Since the launch of the Core 2 Duo line of processors in mid-2006, new workstations have been more about evolution than revolution, with solid incremental but uninspiring performance gains. This is no longer. Sporting a completely redesigned case and Intel’s new Nehalem processor the new Z800 knocks the socks off HP’s existing workstation line—especially for video editors and streaming producers. With hyper-threading technology enabled on the HP Z800, you get 16 cores on a dual-processor, quad-core Intel Nehalem system. Rhozet Carbon Coder got them all working, too.
Is “knocks the socks off” a bit too vague for you? Try this: In a real-world trial, I compressed a 90-minute HD-recorded ballet performance to DVD format. The previous performance champ in my office—a 3.3GHz dual-processor, quad-core system (64-bit Windows Vista, 16GB of RAM)—finished in two hours and two minutes. The Z800, equipped with two 3.2GHz quad-core Nehalem processors (64-bit Vista, 18GB of RAM), finished in 59 minutes and 30 seconds—more than 50 percent faster.
Before you jump over to hp.com to place your order, you should know that your mileage will definitely vary, not only by application but even by project type within the same application. To understand why, we need to take a quick look at Nehalem.
Chances are that you don’t lie awake at night thinking about how to make faster CPUs, but if you did, you would probably figure out that there are two main approaches: You can make the CPU itself faster, which is a rising tide that lifts all boats in the harbor. Or you can improve the data flow to the processor, which primarily speeds applications that were previously bottlenecked because the CPU sat idle while waiting for data to arrive for processing.
For example, a 100K data set in a 3D design program such as Autodesk 3ds Max can necessitate hours of rendering time. However, the problem there isn’t getting the data to the CPU, so enhancing the bandwidth to and from the CPU will produce only a marginal benefit. On the other hand, in a video-editing application that throws gigabytes per second at the CPU, improving data throughput can deliver profound speed improvements.

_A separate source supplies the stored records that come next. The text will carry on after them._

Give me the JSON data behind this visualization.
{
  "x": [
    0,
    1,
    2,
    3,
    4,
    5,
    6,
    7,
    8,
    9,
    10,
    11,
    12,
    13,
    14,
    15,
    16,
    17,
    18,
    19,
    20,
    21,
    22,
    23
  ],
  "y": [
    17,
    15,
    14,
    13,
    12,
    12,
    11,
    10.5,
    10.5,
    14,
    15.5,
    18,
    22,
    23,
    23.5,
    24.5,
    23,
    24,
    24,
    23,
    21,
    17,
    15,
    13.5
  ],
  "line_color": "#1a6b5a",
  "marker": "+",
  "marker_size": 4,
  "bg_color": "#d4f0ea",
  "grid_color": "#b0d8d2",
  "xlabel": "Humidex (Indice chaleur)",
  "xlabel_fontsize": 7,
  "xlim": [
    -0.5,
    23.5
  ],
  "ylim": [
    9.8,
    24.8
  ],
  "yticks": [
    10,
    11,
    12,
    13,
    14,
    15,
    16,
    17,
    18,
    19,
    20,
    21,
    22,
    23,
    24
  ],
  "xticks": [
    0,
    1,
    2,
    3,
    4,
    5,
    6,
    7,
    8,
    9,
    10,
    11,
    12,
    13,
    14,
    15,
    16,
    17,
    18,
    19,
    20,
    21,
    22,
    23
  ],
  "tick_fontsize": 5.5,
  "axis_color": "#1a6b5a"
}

On what did Intel focus with Nehalem? Intel primarily focused on the latter category, for which the new chip delivers several new innovations to the Intel processor line, most notably an integrated memory controller (IMC) and QuickPath Interconnect (QPI). If you follow CPUs closely, you’ll remember that AMD debuted an IMC several generations ago. Intel has improved on AMD’s 2-channel design with a triple-channel memory controller that should deliver significantly higher bandwidth to and from the CPU than AMD does. The other major bandwidth-related innovation, QPI, is a much faster replacement for the front-side bus that transmits data directly from CPU to CPU and from CPU to the chipset that integrates the CPU with other system components.
In regards to making the CPU itself faster, Intel did add one familiar technology back to Nehalem: Hyper-threading Technology (HTT), which adds components of a second processor to each Nehalem core. When you open the Performance tab of Windows Task Manager, you’ll see 16 CPUs running, which is an impressive sight.
While more sounds better, HTT helps only when applications are efficiently multithreaded. When it doesn’t help, it usually hurts. For example, in the ballet benchmark, the Z800 finished in 59 minutes and 30 seconds with HT enabled. Without HTT, performance slowed to 71 minutes. That’s 19 percent faster with HTT enabled. On the other hand, the Z800 ran through my 48-file encoding benchmark with Rhozet Carbon Coder in 36 minutes and 22 seconds with HTT enabled and in 26 minutes and 53 seconds with HTT disabled. That’s 26 percent slower with HTT enabled.
Why the difference? Because it’s harder for the operating system to manage 16 cores than eight cores. And when processor utilization is poor, the extra overhead degrades performance. Though Rhozet is a fantastically multithreaded encoder, apparently the VC-1 codec isn’t (at least when it’s working within Carbon Coder), and simultaneously encoding 16 files to VC-1 produced an overall CPU utilization of around 18 percent. This jumped to 50 percent with HTT disabled, reducing encoding time by 33 percent.
Another enhancement to the CPU’s pure processing capabilities is Turbo Boost, which over clocks the processor when it’s operating below power, current, and temperature specifications—which can increase performance by about 10 percent. All Nehalem-based systems will benefit from Intel’s Turbo Boost feature, while HP added an additional level of turbo-boost to their own line of Nehalem-based workstations.